Think of yourself as a product:
That’s right! View yourself as a competitive product with features, benefits, assets and liabilities; all waiting to be improved upon year over year, carefully differentiating yourself from others and creating your personal brand.
Companies spend time every year listening to their customers’ needs and then they work on upgrading and improving their products. Why? So they can sell more of their products and services in the marketplace. You can use this business process of continual product improvement to make yourself more valuable as an employee as you progress through your career.
Determine how you can ‘upgrade’ yourself:
Improvement doesn’t have to be expensive. For example, what would happen if you picked one topic each year? Let’s say you have a new job and you want to be able to take on new and challenging projects, so you choose the topic of project management. Then, let’s say you went to the library and each month or so you checked out (or downloaded) and read a different book about project management. How much of an expert on the topic of project management could you become after one year and reading six or more books?
If you started this practice now, of picking one subject per year and reading books on that topic, just think about how many subjects you could learn about and become an expert in over the next 10 – 20 years. It’s truly amazing when you think about how such a small change like this could have such a huge impact on your career and your life.
I’ve been practicing this self-improvement technique since I was in my early twenties and have found it to be incredibly powerful. Here are examples of some of the topics I’ve chosen for in-depth study over the years: Sales, Coaching and Mentoring Techniques, Social Styles, Meeting Planning and Management, Communication Techniques, Presentation/Speaking Skills, Organizational Behavior, Listening Skill, Leadership, Strategic Planning, Mergers and Acquisition, Pricing, Change Management, Business Law, Finance.
Never stop learning or growing:
I always ask interview candidates to tell me what they’ve done during the last few years to ‘upgrade’ themselves; in other words, what have they done to improve their skills and abilities recently? One job candidate looked at me, laughed, then said, “Nothing lately, I graduated from college a few years ago so I’m finally finished with my education.” Ouch. Guess what? As you can probably imagine, this person didn’t get the job.
Learning shouldn’t stop after graduating from high school or college. Continuously seeking knowledge should be a lifelong pursuit. Consider all the inspiring stories about women who go back to college later in life and pursue a completely new career path after having raised their children. Or, the real life stories of men and women who were laid off due to company downsizing, obtained additional training or certifications and successfully changed careers. Wonderful stories can be found all around the world and the foundation for the person’s accomplishment is almost always their willingness and openness to learn new things.

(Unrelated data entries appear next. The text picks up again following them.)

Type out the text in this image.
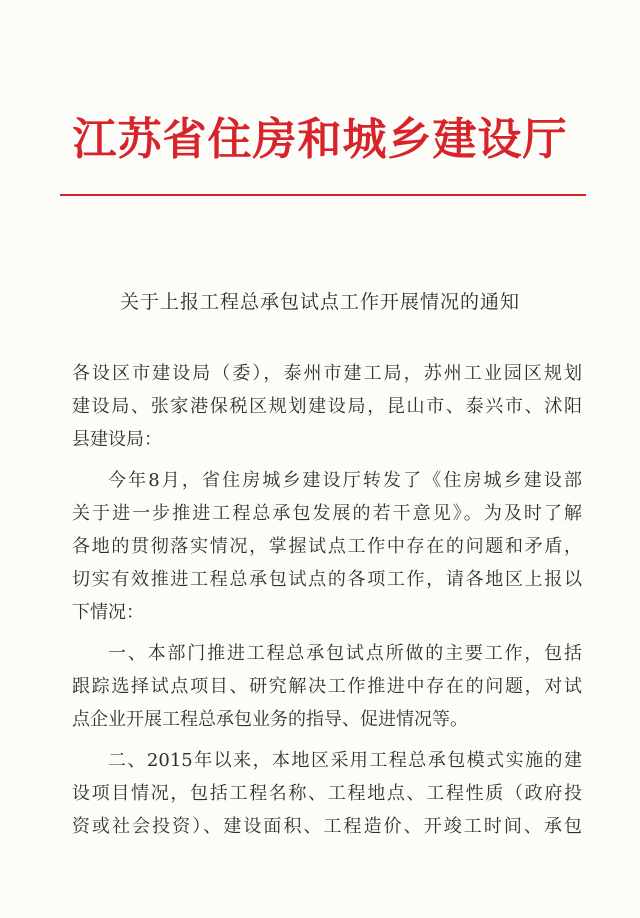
江苏省住房和城乡建设厅
关于上报工程总承包试点工作开展情况的通知
各设区市建设局（委），泰州市建工局，苏州工业园区规划
建设局、张家港保税区规划建设局，昆山市、泰兴市、沭阳
县建设局：
今年8月，省住房城乡建设厅转发了《住房城乡建设部
关于进一步推进工程总承包发展的若干意见》。为及时了解
各地的贯彻落实情况，掌握试点工作中存在的问题和矛盾，
切实有效推进工程总承包试点的各项工作，请各地区上报以
下情况：
一、本部门推进工程总承包试点所做的主要工作，包括
跟踪选择试点项目、研究解决工作推进中存在的问题，对试
点企业开展工程总承包业务的指导、促进情况等。
二、2015年以来，本地区采用工程总承包模式实施的建
设项目情况，包括工程名称、工程地点、工程性质（政府投
资或社会投资）、建设面积、工程造价、开竣工时间、承包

What I’ve found throughout my life is that the more I learn, the more I realize how much I don’t know. The best way I know to improve myself and increase my value as an employee is to always keep learning and growing. I treat my career as a business and treat myself as a competitive product to be continuously improved, year after year. As Jim Rohn, a business philosopher, once said, “Never wish life were easier, wish that you were better.”